Here's an ineffective GIF Story from the Little Mermaid dark ride.
Ariel wants Eric to kiss her, but he won't do it because...of...reasons.
I mean, c'mon, just look at Eric’s face! You could get thrown out of a brothel with an expression like that! He’s ready to kiss her, and nothing's stopping him, so why won't he do it?
The only explanation I can find is, "Because then the ride would end too soon."
This GIF Story is even less effective in person. Every so often, Eric and Ariel lean forward to kiss, then decide not to, then try it again, and so on.

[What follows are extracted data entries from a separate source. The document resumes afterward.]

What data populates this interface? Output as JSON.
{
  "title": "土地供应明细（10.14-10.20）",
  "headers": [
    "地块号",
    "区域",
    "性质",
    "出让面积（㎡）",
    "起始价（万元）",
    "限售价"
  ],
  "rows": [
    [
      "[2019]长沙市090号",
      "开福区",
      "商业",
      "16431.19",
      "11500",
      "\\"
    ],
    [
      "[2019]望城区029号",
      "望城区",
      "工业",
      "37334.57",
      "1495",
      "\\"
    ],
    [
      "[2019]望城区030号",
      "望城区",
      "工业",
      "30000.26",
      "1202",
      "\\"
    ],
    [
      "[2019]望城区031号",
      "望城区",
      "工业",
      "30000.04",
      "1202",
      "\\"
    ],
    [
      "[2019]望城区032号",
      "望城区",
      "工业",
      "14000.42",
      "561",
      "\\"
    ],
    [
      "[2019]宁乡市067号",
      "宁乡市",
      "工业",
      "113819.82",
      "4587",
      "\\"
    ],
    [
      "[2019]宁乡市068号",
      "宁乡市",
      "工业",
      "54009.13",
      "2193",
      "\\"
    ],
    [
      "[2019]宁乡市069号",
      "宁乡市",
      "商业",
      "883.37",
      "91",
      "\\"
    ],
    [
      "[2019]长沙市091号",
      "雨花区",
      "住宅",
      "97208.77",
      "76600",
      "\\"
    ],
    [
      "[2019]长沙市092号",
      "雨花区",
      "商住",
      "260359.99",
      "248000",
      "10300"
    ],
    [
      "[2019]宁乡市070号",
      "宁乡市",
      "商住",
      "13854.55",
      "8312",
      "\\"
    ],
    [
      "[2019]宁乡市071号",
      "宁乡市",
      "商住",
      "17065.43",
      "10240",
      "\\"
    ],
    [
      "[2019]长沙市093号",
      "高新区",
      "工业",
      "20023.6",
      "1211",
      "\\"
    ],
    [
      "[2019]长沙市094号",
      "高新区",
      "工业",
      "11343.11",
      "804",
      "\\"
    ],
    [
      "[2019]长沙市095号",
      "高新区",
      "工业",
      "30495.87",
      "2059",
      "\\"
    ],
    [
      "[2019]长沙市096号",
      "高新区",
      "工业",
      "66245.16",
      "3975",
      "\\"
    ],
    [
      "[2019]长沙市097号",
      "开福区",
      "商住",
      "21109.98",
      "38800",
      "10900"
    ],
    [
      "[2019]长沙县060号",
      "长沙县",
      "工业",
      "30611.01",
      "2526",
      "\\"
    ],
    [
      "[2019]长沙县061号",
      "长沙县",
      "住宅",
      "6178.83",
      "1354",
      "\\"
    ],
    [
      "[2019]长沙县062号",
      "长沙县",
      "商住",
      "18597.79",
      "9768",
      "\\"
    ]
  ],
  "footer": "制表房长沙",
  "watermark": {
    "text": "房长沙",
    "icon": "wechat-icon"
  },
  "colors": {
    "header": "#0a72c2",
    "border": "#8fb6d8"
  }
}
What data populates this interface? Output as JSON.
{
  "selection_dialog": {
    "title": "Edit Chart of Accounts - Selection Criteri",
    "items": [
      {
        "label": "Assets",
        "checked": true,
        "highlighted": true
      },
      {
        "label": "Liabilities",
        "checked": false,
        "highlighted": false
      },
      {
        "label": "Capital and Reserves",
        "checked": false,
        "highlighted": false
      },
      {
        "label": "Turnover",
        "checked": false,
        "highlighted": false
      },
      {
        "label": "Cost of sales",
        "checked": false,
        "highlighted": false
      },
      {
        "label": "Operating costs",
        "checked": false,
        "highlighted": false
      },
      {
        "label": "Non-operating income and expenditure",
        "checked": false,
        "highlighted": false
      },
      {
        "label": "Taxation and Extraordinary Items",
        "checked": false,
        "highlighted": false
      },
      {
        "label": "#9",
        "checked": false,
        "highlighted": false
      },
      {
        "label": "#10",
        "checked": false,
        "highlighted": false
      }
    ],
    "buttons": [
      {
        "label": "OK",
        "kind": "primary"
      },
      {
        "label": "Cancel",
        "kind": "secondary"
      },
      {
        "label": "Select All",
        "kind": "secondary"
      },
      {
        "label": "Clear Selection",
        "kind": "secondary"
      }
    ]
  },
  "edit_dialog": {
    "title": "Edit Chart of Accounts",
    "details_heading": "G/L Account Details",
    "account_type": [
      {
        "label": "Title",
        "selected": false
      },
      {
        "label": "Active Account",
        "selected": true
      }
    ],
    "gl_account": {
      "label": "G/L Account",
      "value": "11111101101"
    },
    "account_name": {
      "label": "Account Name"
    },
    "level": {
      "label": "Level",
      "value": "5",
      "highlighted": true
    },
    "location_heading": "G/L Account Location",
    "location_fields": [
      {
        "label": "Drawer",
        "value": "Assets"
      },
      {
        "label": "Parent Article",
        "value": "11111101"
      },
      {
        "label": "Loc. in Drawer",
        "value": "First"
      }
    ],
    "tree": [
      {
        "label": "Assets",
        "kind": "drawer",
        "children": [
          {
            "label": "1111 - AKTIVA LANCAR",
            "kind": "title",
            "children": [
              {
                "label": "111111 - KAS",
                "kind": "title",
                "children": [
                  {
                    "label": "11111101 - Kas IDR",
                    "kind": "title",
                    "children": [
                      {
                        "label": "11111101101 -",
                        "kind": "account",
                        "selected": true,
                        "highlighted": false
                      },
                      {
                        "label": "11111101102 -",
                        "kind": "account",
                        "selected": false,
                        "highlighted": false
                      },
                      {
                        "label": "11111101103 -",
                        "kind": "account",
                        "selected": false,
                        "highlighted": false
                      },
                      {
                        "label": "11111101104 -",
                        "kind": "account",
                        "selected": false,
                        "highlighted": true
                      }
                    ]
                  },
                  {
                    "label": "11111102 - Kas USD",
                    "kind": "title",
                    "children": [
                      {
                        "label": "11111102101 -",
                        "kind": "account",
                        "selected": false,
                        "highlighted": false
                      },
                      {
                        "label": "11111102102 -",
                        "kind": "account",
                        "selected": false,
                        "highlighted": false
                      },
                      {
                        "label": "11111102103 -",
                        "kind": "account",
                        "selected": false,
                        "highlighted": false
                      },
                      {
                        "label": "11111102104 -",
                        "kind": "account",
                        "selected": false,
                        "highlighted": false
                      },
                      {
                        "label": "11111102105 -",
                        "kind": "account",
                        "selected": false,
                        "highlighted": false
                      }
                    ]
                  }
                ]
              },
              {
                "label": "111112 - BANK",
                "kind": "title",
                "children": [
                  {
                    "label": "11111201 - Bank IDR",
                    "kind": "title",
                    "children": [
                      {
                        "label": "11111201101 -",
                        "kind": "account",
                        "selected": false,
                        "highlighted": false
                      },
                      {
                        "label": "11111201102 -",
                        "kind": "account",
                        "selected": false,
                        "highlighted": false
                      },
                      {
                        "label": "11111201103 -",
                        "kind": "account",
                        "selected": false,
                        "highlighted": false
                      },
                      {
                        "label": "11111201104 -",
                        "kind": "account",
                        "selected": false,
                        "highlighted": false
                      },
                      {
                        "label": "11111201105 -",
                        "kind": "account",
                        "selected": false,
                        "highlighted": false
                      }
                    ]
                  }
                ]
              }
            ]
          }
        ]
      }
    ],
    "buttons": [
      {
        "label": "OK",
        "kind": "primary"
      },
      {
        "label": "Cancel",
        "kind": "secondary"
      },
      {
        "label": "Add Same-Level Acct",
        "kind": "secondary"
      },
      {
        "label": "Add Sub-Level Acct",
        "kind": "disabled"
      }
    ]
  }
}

Snark aside, this GIF Story has a lot going for it. Boiling an iconic scene from a movie down to a single, seamless, repeatable action is impressive. Yet without a reason to repeat this action, it simply fails to satisfy.
What's frustrating is that the movie offers a solution which is funny, effective, and would only require adding one animatronic to the scene. Place Scuttle in a tree, "singing" along with the music, like this...
...except here in the ride, he's perched right by Eric's ear. Then, whenever Eric and Ariel lean in to kiss, Scuttle squawks and kills the mood, forcing the lovers to begin the cycle anew.
This is just one of the ways that an understanding of theme park narratology can elevate a well-constructed scene, like the "Kiss the Girl" room, into a satisfying experience.